A Q-Q plot gives a more direct comparison between your data and a normal distribution. “Q-Q” stands for quantile- quantile. The basic idea is:
R sorts your observed values from smallest to largest.
It then compares them to the values you would expect if the data came from a normal distribution.
Each point on the plot pairs one observed value with one expected normal value.
If the data are approximately normal, the points should fall roughly along a straight line. If they bend away from the line in a systematic way, that suggests the data may not be well described by a normal distribution.
You do not need to read a Q-Q plot mathematically.
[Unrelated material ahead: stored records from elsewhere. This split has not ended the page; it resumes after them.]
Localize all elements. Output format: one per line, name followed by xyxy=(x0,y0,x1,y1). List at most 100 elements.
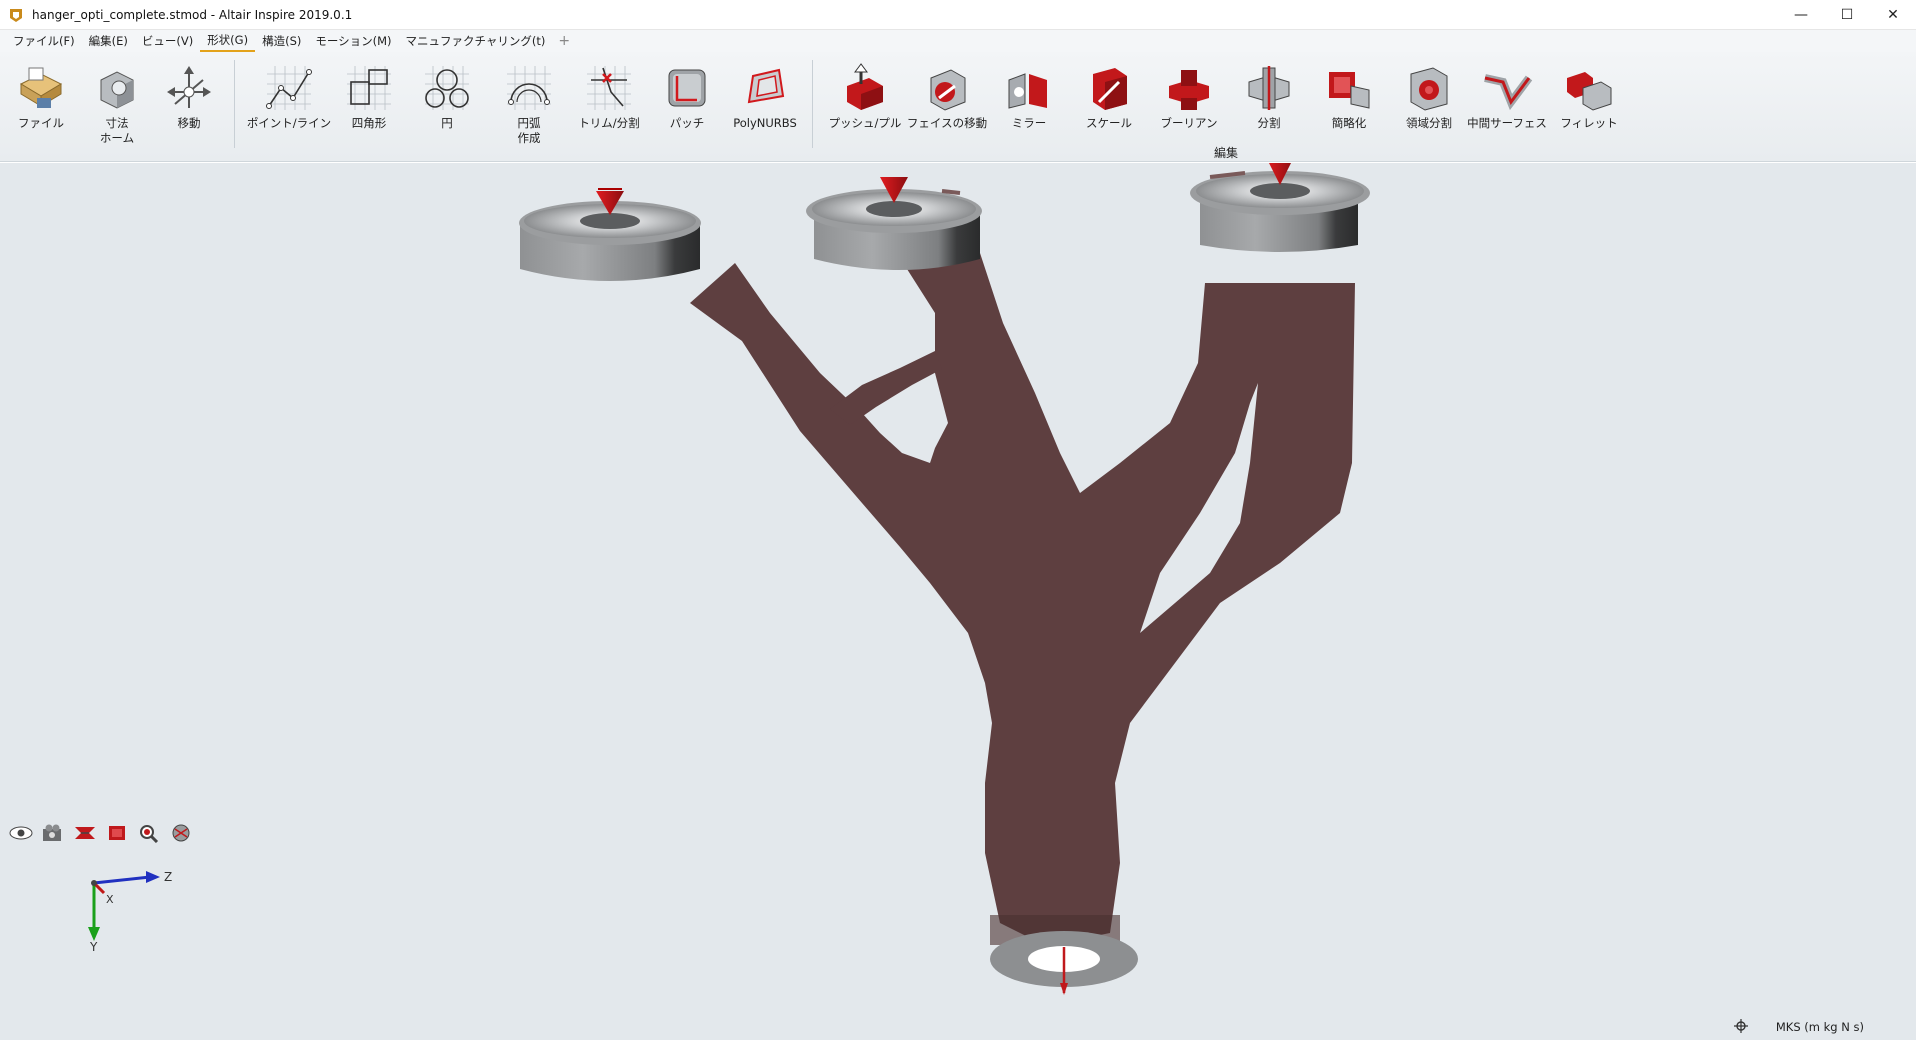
optimized-part xyxy=(690,253,1355,943)
trim-split-button[interactable]: トリム/分割 xyxy=(570,62,648,131)
section-icon[interactable] xyxy=(72,822,98,844)
view-toolbar xyxy=(8,822,194,844)
ribbon-toolbar: ファイル 寸法 ホーム 移動 ポイント/ライン 四角形 円 円弧 作成 トリム/… xyxy=(0,52,1916,162)
maximize-icon[interactable]: ☐ xyxy=(1824,0,1870,30)
point-line-button[interactable]: ポイント/ライン xyxy=(246,62,332,131)
edit-group-label: 編集 xyxy=(1214,146,1239,160)
boolean-icon xyxy=(1169,70,1209,110)
scale-button[interactable]: スケール xyxy=(1070,62,1148,131)
modeling-viewport[interactable]: Z X Y xyxy=(0,163,1916,1040)
circle-icon xyxy=(425,66,469,110)
visibility-eye-icon[interactable] xyxy=(8,822,34,844)
menu-manufacturing[interactable]: マニュファクチャリング(t) xyxy=(399,31,553,51)
rectangle-button[interactable]: 四角形 xyxy=(330,62,408,131)
circle-button[interactable]: 円 xyxy=(408,62,486,131)
partition-label: 領域分割 xyxy=(1406,116,1452,130)
scale-icon xyxy=(1093,68,1127,110)
polynurbs-icon xyxy=(747,68,785,104)
menu-view[interactable]: ビュー(V) xyxy=(135,31,200,51)
split-button[interactable]: 分割 xyxy=(1230,62,1308,131)
ribbon-separator xyxy=(812,60,813,148)
rectangle-label: 四角形 xyxy=(351,116,387,130)
move-icon xyxy=(167,66,211,108)
mirror-button[interactable]: ミラー xyxy=(990,62,1068,131)
menu-bar: ファイル(F) 編集(E) ビュー(V) 形状(G) 構造(S) モーション(M… xyxy=(0,30,1916,52)
app-logo-icon xyxy=(10,8,22,22)
create-label: 作成 xyxy=(517,131,541,145)
patch-icon xyxy=(668,69,706,107)
menu-edit[interactable]: 編集(E) xyxy=(82,31,135,51)
split-label: 分割 xyxy=(1257,116,1281,130)
dimension-home-button[interactable]: 寸法 ホーム xyxy=(78,62,156,146)
menu-file[interactable]: ファイル(F) xyxy=(6,31,82,51)
mirror-icon xyxy=(1008,73,1047,109)
box-select-icon[interactable] xyxy=(104,822,130,844)
midsurface-button[interactable]: 中間サーフェス xyxy=(1467,62,1547,131)
point-line-label: ポイント/ライン xyxy=(246,116,332,130)
trim-split-icon xyxy=(587,66,631,110)
fillet-icon xyxy=(1567,72,1612,111)
move-button[interactable]: 移動 xyxy=(150,62,228,131)
partition-button[interactable]: 領域分割 xyxy=(1390,62,1468,131)
patch-button[interactable]: パッチ xyxy=(648,62,726,131)
title-bar: hanger_opti_complete.stmod - Altair Insp… xyxy=(0,0,1916,30)
hanger-model[interactable] xyxy=(0,163,1916,1040)
camera-icon[interactable] xyxy=(40,822,66,844)
file-button[interactable]: ファイル xyxy=(2,62,80,131)
boolean-label: ブーリアン xyxy=(1160,116,1218,130)
fillet-button[interactable]: フィレット xyxy=(1550,62,1628,131)
scale-label: スケール xyxy=(1086,116,1132,130)
home-label: ホーム xyxy=(99,131,135,145)
axis-x-label: X xyxy=(106,893,114,906)
move-face-button[interactable]: フェイスの移動 xyxy=(906,62,988,131)
midsurface-icon xyxy=(1484,74,1533,111)
ribbon-separator xyxy=(234,60,235,148)
axis-z-label: Z xyxy=(164,870,172,884)
menu-geometry[interactable]: 形状(G) xyxy=(200,30,256,52)
simplify-label: 簡略化 xyxy=(1331,116,1367,130)
arc-create-icon xyxy=(507,66,551,110)
midsurface-label: 中間サーフェス xyxy=(1467,116,1547,130)
right-fixture xyxy=(1190,163,1370,252)
polynurbs-button[interactable]: PolyNURBS xyxy=(726,62,804,131)
dimension-label: 寸法 xyxy=(105,116,129,130)
rectangle-icon xyxy=(347,66,391,110)
polynurbs-label: PolyNURBS xyxy=(733,116,797,130)
patch-label: パッチ xyxy=(669,116,705,130)
mirror-label: ミラー xyxy=(1011,116,1047,130)
units-selector[interactable]: MKS (m kg N s) xyxy=(1776,1020,1864,1034)
fillet-label: フィレット xyxy=(1560,116,1618,130)
status-bar: MKS (m kg N s) xyxy=(1733,1016,1916,1038)
move-label: 移動 xyxy=(177,116,201,130)
partition-icon xyxy=(1410,67,1448,111)
menu-structure[interactable]: 構造(S) xyxy=(255,31,308,51)
zoom-icon[interactable] xyxy=(136,822,162,844)
minimize-icon[interactable]: — xyxy=(1778,0,1824,30)
file-icon xyxy=(19,67,63,108)
add-ribbon-icon[interactable]: + xyxy=(552,33,576,49)
push-pull-label: プッシュ/プル xyxy=(828,116,902,130)
close-icon[interactable]: ✕ xyxy=(1870,0,1916,30)
bottom-washer xyxy=(990,931,1138,995)
trim-split-label: トリム/分割 xyxy=(578,116,640,130)
point-line-icon xyxy=(266,66,312,110)
dimension-home-icon xyxy=(100,71,134,109)
left-fixture xyxy=(519,188,701,281)
push-pull-icon xyxy=(847,63,883,110)
split-icon xyxy=(1248,66,1290,110)
arc-label: 円弧 xyxy=(517,116,541,130)
middle-fixture xyxy=(806,177,982,270)
menu-motion[interactable]: モーション(M) xyxy=(308,31,398,51)
circle-label: 円 xyxy=(441,116,453,130)
boolean-button[interactable]: ブーリアン xyxy=(1150,62,1228,131)
move-face-icon xyxy=(930,69,966,111)
window-title: hanger_opti_complete.stmod - Altair Insp… xyxy=(32,7,353,22)
move-face-label: フェイスの移動 xyxy=(906,116,988,130)
render-mode-icon[interactable] xyxy=(168,822,194,844)
snap-icon[interactable] xyxy=(1733,1018,1748,1036)
file-label: ファイル xyxy=(18,116,64,130)
simplify-button[interactable]: 簡略化 xyxy=(1310,62,1388,131)
arc-create-button[interactable]: 円弧 作成 xyxy=(490,62,568,146)
axis-triad: Z X Y xyxy=(80,853,190,954)
push-pull-button[interactable]: プッシュ/プル xyxy=(826,62,904,131)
A simple rule of thumb is:
Points close to the line: the normality assumption looks reasonably plausible.
Strong curved patterns or points far from the line: the normality assumption may be questionable.
Some common patterns to look for are:
A pronounced S-shape, which can suggest skew or heavier tails than a normal distribution.
Points that follow the line in the middle but pull away at the ends, which can suggest unusually extreme values in the tails.
One or two points far from the rest, which can suggest possible outliers.
ggplot(d_rat, aes(x = mean_reward)) +
geom_histogram(bins = 20, fill = COL[1], colour = "white") +
labs(x = "Mean reward rate", title = "Distribution of per-rat mean reward")
ggplot(d_rat, aes(sample = mean_reward)) +
stat_qq(colour = COL[1]) +
stat_qq_line(colour = COL[2]) +
labs(x = "Theoretical quantiles", y = "Sample quantiles", title = "Q-Q plot — per-rat mean reward")
Q-Q plot for per-rat mean reward rates in Experiment 1. Points falling close to the line suggest approximate normality.
These plots are not testing the main hypothesis. They are helping you judge whether the one-sample t-test is a reasonable tool for these data. If the histogram is very skewed or the Q-Q plot bends strongly away from the line, then the normality assumption may be questionable.
In a Q-Q plot, points close to the reference line suggest that the data are approximately normal. Large systematic departures from the line suggest that the normality assumption may be less plausible.
In this example, the points lie fairly close to the line and the histogram does not show severe skew. That does not prove the data are perfectly normal, but it does suggest that the one-sample t-test is a reasonable approximation here.
Each observation (here, each rat) must be independent of the others. Rats that share cages and influence each other’s behaviour would violate this. If independence is in doubt, the t-test p-values cannot be trusted.
The independent samples t-test (Student’s version) assumes both groups have equal population variances. Welch’s t-test relaxes this assumption by adjusting the degrees of freedom — this is why Welch’s is generally preferred. For one-sample and paired t-tests, homogeneity of variance is not relevant because there is effectively only one set of values being tested.
When you apply t-tests to your assigned dataset, briefly state which assumptions you checked and what you found. You do not need to run formal tests for every assumption, but you should inspect a histogram or Q-Q plot and comment on whether the data look approximately normal and whether independence is reasonable given the study design.
Your assigned dataset is determined by your student ID number. Take
the last digit and compute last_digit %% 3 in R.
If the result is 0: https://github.com/crossley/cogs2020/tree/main/final_project_data/cat_learn_switch
If the result is 1: https://github.com/crossley/cogs2020/tree/main/final_project_data/cat_learn_auto
If the result is 2: https://github.com/crossley/cogs2020/tree/main/final_project_data/cat_learn_unlearn
Load your assigned dataset and run at least two of the following:
A one-sample t-test asking whether a key variable differs from a meaningful reference value (e.g., chance performance).
An independent samples t-test comparing two groups or conditions.
A paired t-test comparing two within-subject conditions (if your design has them).
For each test you run:
State the research question clearly.
Show the code and output.
Write 2–3 sentences interpreting the result, including the direction of the effect, the p-value, and the 95% confidence interval.
Briefly note which assumptions you checked and whether they appeared to be met.